Patty Hearst Recalls Thinking That Reasonable Doubt Would Keep Her out of Jail in Rare 1976 Interview
In the most recent episode of the wonderfully animated series Blank on Blank, the famously reclusive Patty Hearst opened up to veteran journalist Lawrence Grobel in 1976 about being kidnapped, her experience with the Symbionese Liberation Army, the abuse she suffered under the hands of her captors and how she held on to the hope that reasonable doubt would keep her out of jail.
I really thought we could have won the case until final arguments. we had virtually no closing argument, I think that’s where it was finally lost was right then. Ultimately [Crosstalk] they’ve got to prove reasonable doubt, reasonable doubt. Is it reasonable to assume that someone who has been locked in a closet for 57 days after being kidnapped and brutalized, raped, abused, then they say you’re going to rob a bank now?
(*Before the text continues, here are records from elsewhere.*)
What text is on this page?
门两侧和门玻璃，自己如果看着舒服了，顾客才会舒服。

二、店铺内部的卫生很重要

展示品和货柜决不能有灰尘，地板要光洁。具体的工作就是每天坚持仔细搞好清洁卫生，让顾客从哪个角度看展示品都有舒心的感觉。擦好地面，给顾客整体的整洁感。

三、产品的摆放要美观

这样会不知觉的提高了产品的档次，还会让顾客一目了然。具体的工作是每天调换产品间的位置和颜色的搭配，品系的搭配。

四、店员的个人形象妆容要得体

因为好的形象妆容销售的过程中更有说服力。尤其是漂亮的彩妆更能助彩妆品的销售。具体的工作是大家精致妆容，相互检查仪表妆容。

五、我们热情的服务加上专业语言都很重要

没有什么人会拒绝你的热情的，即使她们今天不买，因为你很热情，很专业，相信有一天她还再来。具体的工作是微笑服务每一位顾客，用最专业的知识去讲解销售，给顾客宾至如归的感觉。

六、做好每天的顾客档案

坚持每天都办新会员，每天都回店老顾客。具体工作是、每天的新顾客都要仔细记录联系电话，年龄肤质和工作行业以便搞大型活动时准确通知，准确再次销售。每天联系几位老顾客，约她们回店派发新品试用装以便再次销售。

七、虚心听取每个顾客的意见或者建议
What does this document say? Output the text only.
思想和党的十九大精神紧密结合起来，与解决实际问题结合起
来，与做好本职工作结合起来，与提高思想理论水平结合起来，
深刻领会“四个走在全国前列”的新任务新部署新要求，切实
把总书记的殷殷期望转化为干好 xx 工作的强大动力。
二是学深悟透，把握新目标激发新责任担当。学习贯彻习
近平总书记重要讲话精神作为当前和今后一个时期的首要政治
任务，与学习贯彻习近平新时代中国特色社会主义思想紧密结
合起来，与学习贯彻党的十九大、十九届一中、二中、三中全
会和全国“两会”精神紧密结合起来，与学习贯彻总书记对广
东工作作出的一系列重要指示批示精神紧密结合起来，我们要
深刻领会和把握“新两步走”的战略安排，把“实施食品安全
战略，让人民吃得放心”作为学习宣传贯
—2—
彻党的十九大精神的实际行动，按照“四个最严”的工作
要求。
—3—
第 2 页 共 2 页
Is that reasonable to assume that that person had the free will to go out and willingly… I mean you’re talking about reasonable doubt.
The hard-won interview took place at the Playboy mansion.
Between the time the S.L.A. kidnapped her from her Berkeley apartment on Feb. 4, 1974 and her arrest nineteen months later on September 18, 1975, where she would eventually be sentenced to seven years in prison, Patricia Hearst, granddaughter of William Randolph Hearst, heiress to America’s largest privately owned media and land conglomerate, appeared on the covers of Time and Newsweek (as well as Rolling Stone, U.S. News & World Report, and dozens of other publications) over a dozen times, setting the record for most covers in the shortest time frame. …How I became the lucky journalist to get the Patty Hearst interview for Playboy after she had served two years in prison before President Jimmy Carter commuted her sentence is a story in itself.